On October 12, a HUST interdisciplinary team, members including Academician Ding Han, Professor Huang Yunhui, and Professor Yuan Ye published a paper entitled "Lithium Battery Online Personalized Health Assessment Based on Deep Transfer Learning"; in the Royal Society of Chemistry's flagship journal, Energy & Environmental Science. The paper was also selected as the cover article. Ma Guijun, a 2017 doctoral student at the Innovation Institute and the School of Mechanical Science and Engineering of HUST, is the first author. He represents the HUST's efforts in cross-disciplinary education.



In the context of the carbon peaking and carbon neutrality national goals, the electrification of power systems is an inevitable trend. Health assessment of battery, the "heart of power", is widely acknowledged as a high-value scientific research topic.

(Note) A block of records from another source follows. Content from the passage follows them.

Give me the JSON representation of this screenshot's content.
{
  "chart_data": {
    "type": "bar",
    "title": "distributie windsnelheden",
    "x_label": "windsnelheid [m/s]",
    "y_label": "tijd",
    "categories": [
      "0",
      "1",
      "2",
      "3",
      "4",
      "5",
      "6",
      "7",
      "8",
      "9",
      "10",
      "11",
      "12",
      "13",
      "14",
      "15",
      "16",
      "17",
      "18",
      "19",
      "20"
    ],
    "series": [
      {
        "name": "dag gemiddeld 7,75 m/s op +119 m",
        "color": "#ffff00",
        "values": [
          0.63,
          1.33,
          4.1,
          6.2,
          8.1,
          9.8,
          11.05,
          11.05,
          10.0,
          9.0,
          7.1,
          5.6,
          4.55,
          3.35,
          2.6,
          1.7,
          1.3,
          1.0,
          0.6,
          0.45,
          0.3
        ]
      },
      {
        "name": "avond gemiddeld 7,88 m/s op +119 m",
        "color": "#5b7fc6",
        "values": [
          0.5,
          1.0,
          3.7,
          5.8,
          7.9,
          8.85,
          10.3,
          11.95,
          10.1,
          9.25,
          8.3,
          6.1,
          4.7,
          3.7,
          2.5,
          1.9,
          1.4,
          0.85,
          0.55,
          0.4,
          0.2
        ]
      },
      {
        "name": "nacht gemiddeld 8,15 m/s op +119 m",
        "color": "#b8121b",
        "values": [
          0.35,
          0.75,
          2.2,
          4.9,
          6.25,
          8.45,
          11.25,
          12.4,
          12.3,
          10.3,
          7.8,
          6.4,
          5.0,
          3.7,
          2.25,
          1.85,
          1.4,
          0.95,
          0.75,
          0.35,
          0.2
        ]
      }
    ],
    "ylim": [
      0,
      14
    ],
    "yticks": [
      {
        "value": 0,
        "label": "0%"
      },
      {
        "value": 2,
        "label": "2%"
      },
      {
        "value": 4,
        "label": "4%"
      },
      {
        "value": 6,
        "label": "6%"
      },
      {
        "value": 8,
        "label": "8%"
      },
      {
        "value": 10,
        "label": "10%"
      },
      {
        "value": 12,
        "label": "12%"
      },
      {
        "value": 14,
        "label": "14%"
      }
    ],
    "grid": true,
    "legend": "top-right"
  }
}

Battery health assessment technology combined with battery material restoration and recycling technology can optimize energy yield and support the implementation of national goals. In recent years, new battery health assessment methods enabled by machine learning are able to evaluate the cycle life, health status, and remaining effective life of a battery in a specific charge/discharge cycle using a small amount of measurement data. However, for actual scenarios, the current technology has the following two common problems:


(1)Users have different habits of using batteries, and the inconsistency of discharge strategies leads to major contrast among battery data. Building models using data of a specific battery to directly evaluate a battery of different discharge strategy will cause mistakes;

(2)Due to serious reliance on historical data, current technology cannot achieve the evaluation of battery health of real-time batteries which are charged and discharged randomly.

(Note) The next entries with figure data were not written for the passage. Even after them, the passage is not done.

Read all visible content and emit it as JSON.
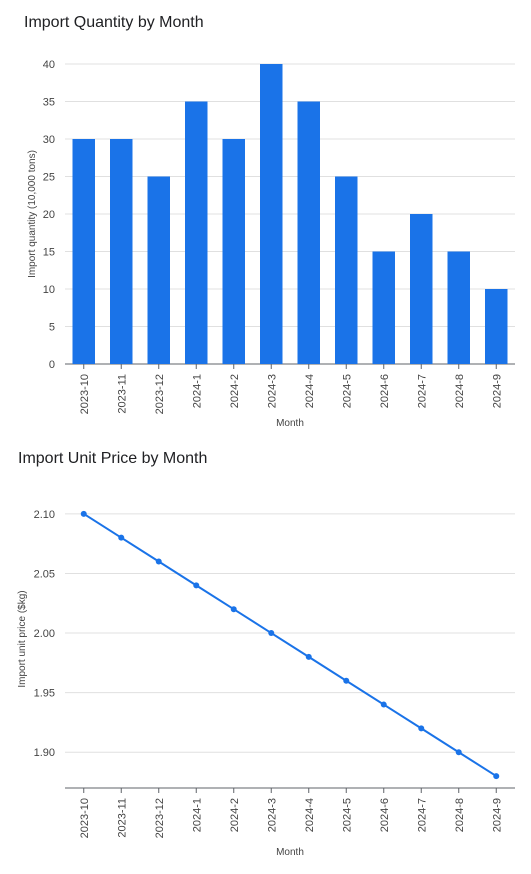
{
  "chart_data": [
    {
      "type": "bar",
      "title": "Import Quantity by Month",
      "xlabel": "Month",
      "ylabel": "Import quantity (10,000 tons)",
      "categories": [
        "2023-10",
        "2023-11",
        "2023-12",
        "2024-1",
        "2024-2",
        "2024-3",
        "2024-4",
        "2024-5",
        "2024-6",
        "2024-7",
        "2024-8",
        "2024-9"
      ],
      "values": [
        30,
        30,
        25,
        35,
        30,
        40,
        35,
        25,
        15,
        20,
        15,
        10
      ],
      "ylim": [
        0,
        40
      ],
      "yticks": [
        "0",
        "5",
        "10",
        "15",
        "20",
        "25",
        "30",
        "35",
        "40"
      ],
      "grid": true,
      "color": "#1a73e8"
    },
    {
      "type": "line",
      "title": "Import Unit Price by Month",
      "xlabel": "Month",
      "ylabel": "Import unit price ($kg)",
      "categories": [
        "2023-10",
        "2023-11",
        "2023-12",
        "2024-1",
        "2024-2",
        "2024-3",
        "2024-4",
        "2024-5",
        "2024-6",
        "2024-7",
        "2024-8",
        "2024-9"
      ],
      "values": [
        2.1,
        2.08,
        2.06,
        2.04,
        2.02,
        2.0,
        1.98,
        1.96,
        1.94,
        1.92,
        1.9,
        1.88
      ],
      "ylim": [
        1.87,
        2.12
      ],
      "yticks": [
        "1.90",
        "1.95",
        "2.00",
        "2.05",
        "2.10"
      ],
      "grid": true,
      "color": "#1a73e8"
    }
  ]
}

Therefore, existing technology fails to establish a reliable universal model to check the health status of different batteries in real time. The industry urgently needs personalized health management solutions to ensure users' safety and provide scientific reference for manufacturers to improve battery production by providing common and programmable battery usage strategies.




Assess battery health online for different users


Academician Ding Han's team has long been committed to solutions of common scientific problems with interdisciplinary research on machinery, materials, and artificial intelligence. In the face of the battery health assessment challenge, the team innovatively introduced the idea of migration learning in artificial intelligence and customized a real-time battery health assessment plan for users. Using only 30 historical cycle data, this method can realize the health assessment migration between different discharge strategies for batteries of the same material type and the health assessment migration between lithium batteries of different material types. All predictions are completed online. Compared to the general framework proposed by the team in the paper "A General End-to-End Diagnostic Framework for Manufacturing Systems"; published in the National Science Review magazine in 2020, the accuracy of personalized battery health assessments has been increased 3 to 5 times. Compared to the battery health assessment method proposed by the Massachusetts Institute of Technology and Stanford University in the journal Nature Energy, HUST's method not only realizes real-time health assessment customized for different users, but also uses 2/3 less historical data. In addition, the article published the world's largest benchmark dataset of multi-discharge strategy lithium battery to date, which can provide a data benchmark for research in this field. The "real-time personalization"; migration method proposed in the article provides inspirations for battery health management. This method can be adapted to health assessments of other type of battery, and is of great significance to battery manufacturing, testing, and recycling.